Hodgkin lymphoma (HL) is the most common form of lymphoma affecting people under the age of 30 in the Western world, making up approximately 11 per cent of all cancers among patients between the ages of 15 and 29 in Canada. In Canada, approximately 1,000 patients are diagnosed with HL each year with a peak incidence in the second and third decade of life.
Although treatment of HL is widely regarded as a model of success, with chemotherapy having greatly improved patient survival, approximately 20 per cent of patients experience progression or relapse of their lymphoma during or after treatment. If relapse occurs, high-dose chemotherapy and autologous stem-cell transplantation (ASCT) is the usual course of action for patients, who are fit enough to handle this intensified treatment. Unfortunately, approximately fifty per cent of these patients will still die as a result of persisting disease.

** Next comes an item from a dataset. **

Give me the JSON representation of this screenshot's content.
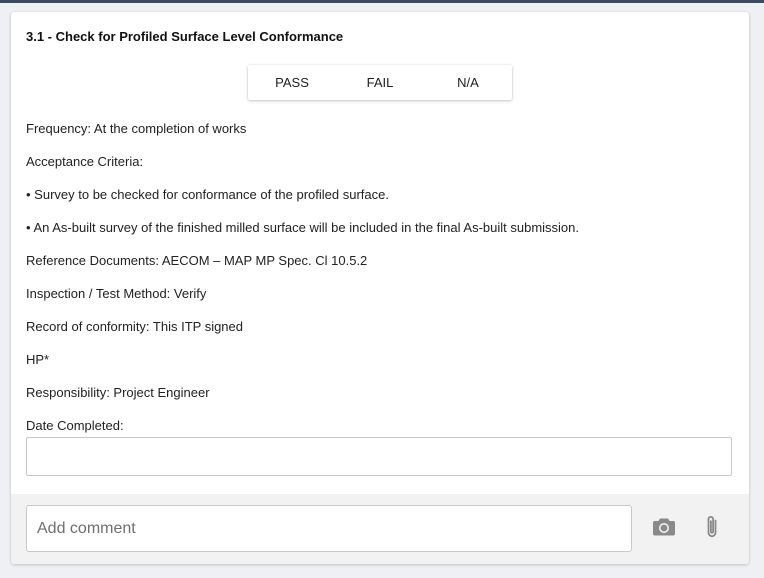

New research, spearheaded by BC Cancer Agency scientists and published in the Journal of Clinical Oncology, demonstrates dynamic molecular changes between the tumours from HL patients at the point of initial diagnosis compared to relapse. Specifically, the results of the research show that the tumour microenvironment surrounding the cancer cells can significantly change over time.
The full article is available from JCO, here.
"Our study directly addresses the unmet need of providing a clinically useful assay at the time point of relapse when multiple treatment alternatives are available," says Dr. Christian Steidl, senior author for the study and Head of Lymphoid Cancer Research at BC Cancer Agency. "Our findings will be of significant translational relevance for future clinical trials and patient management."
Using this information, the research team has developed a novel, clinically ready test, using tissue biopsies obtained at lymphoma relapse. The test is called RHL30 and can identify the subset of relapsed HL patients at highest risk of subsequent treatment failure. This provides a foundation for informed clinical decision making, supporting the use of high dose chemotherapy and ASCT as a second-line regimen in low risk patients or suggesting alternative therapeutic approaches, such as targeted or immunotherapy, for high-risk patients.
The prognostic significance of the RHL30 assay has been successfully validated in two independent external studies from the University Medical Center Groningen, Netherlands, and the Aarhus University Hospital, Denmark.